Well our parsley plant is LOVING this rain. It's two feet tall and well on it's way to taking over our raised veggie bed (not that I bothered to plant any other veggies yet).
I guess I should have taken advantage of those couple weeks of warm sunny days we had in January.
Kabobster: My brother's in PG, and he's stunned that he can grow (ooh, I forgot)... sage? Poor guy will never be able to do tomatoes.
KF: This is the first year ever we've carried over our parsley plant from the year before. It doesn't look half bad. I'll need a new thyme plant, though. And oregano too! Everything's slimy out there.
Hey wait! Kabobster, you ARE my brother. Damn pseudonyms.
xx
I keep worrying about the grape crop. Plus I really hate walking to work in the rain.
Mildew just really doesn't work in a salad...
Sorry about the fair.
Man, I was looking forward to that blue ribbon.
I woulda won!
Well... No one else is gonna win, so...
(Hm. Diabolical hand-rubbing.)
Oh, *man*. That stinks, and I sympathize. That was totally me last year, when everything was three feet deep in water. Mildew and mold was our number one crop.
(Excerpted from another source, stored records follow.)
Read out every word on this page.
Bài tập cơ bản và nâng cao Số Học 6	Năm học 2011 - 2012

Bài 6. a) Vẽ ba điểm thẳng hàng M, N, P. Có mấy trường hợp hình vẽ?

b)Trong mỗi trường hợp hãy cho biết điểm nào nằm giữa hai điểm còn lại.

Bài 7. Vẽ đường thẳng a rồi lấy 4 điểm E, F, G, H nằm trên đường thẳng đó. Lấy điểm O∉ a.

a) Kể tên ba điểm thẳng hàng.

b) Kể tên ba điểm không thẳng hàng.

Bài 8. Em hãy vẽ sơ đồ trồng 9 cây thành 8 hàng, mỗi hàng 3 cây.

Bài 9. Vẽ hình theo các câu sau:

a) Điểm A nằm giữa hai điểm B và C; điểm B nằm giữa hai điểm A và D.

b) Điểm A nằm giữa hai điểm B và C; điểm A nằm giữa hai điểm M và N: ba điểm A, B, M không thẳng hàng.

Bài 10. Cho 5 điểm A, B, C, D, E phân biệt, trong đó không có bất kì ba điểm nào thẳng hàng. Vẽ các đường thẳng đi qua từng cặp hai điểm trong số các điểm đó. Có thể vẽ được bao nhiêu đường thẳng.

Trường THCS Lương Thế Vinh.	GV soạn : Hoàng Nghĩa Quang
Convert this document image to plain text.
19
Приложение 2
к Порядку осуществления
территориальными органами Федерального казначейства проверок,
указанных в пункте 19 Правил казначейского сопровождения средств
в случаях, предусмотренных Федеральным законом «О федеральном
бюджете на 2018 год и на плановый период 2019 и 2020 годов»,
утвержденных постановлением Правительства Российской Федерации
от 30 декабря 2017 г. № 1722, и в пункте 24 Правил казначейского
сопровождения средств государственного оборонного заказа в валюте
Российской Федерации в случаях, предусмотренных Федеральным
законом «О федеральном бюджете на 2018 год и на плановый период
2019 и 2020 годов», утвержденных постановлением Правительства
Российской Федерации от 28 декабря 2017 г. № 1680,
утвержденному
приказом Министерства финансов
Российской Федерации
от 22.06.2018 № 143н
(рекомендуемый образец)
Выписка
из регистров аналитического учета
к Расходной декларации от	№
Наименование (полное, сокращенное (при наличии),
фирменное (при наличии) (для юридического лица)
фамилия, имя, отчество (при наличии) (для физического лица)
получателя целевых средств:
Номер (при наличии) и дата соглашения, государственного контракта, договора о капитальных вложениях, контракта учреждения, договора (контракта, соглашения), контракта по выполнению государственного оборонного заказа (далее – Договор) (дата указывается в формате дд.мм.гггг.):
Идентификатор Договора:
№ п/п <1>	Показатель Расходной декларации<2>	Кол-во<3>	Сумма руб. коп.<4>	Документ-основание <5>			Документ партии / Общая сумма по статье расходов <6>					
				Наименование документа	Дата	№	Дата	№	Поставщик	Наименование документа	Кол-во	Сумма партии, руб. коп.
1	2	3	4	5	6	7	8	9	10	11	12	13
This year we are already three inches behind on our rain, and they are predicting a hardcore drought for us. I foresee a large water bill, and no greens because they bolt on contact with the parched soil. I just pulled up my entire baby bok choi row and stir-fried it because it looked like a freaking bouquet.
What the &%$#@ is wrong with everyone's weather? Oh, never mind. I know the answer to that. :-(
CC,
We could use some of that rain here. We're seriously down for the year. I suspect this summer's going to be brutal.[sigh]
We have seven tomato plants in the ground already: planted before the big rains. My baby Thumbelina carrots are about an inch tall or so, and four cardoons have sprouted, too.
Hopefully it will end soon, but my participation in the Eat Local Challenge in May is seriously under reconsideration.
Stay dry, babycakes.
Tana: I was scrolling though old photos today, and I came across one of Bean Sprout sitting amidst a "forest" of tomato plants. Tall, lush, shade trees.
Date of photo? April 23, 2005.
Big fat rats!
Anyway, I think for once I really will skip the tomato garden this year.
On the bright side, the rain's almost over.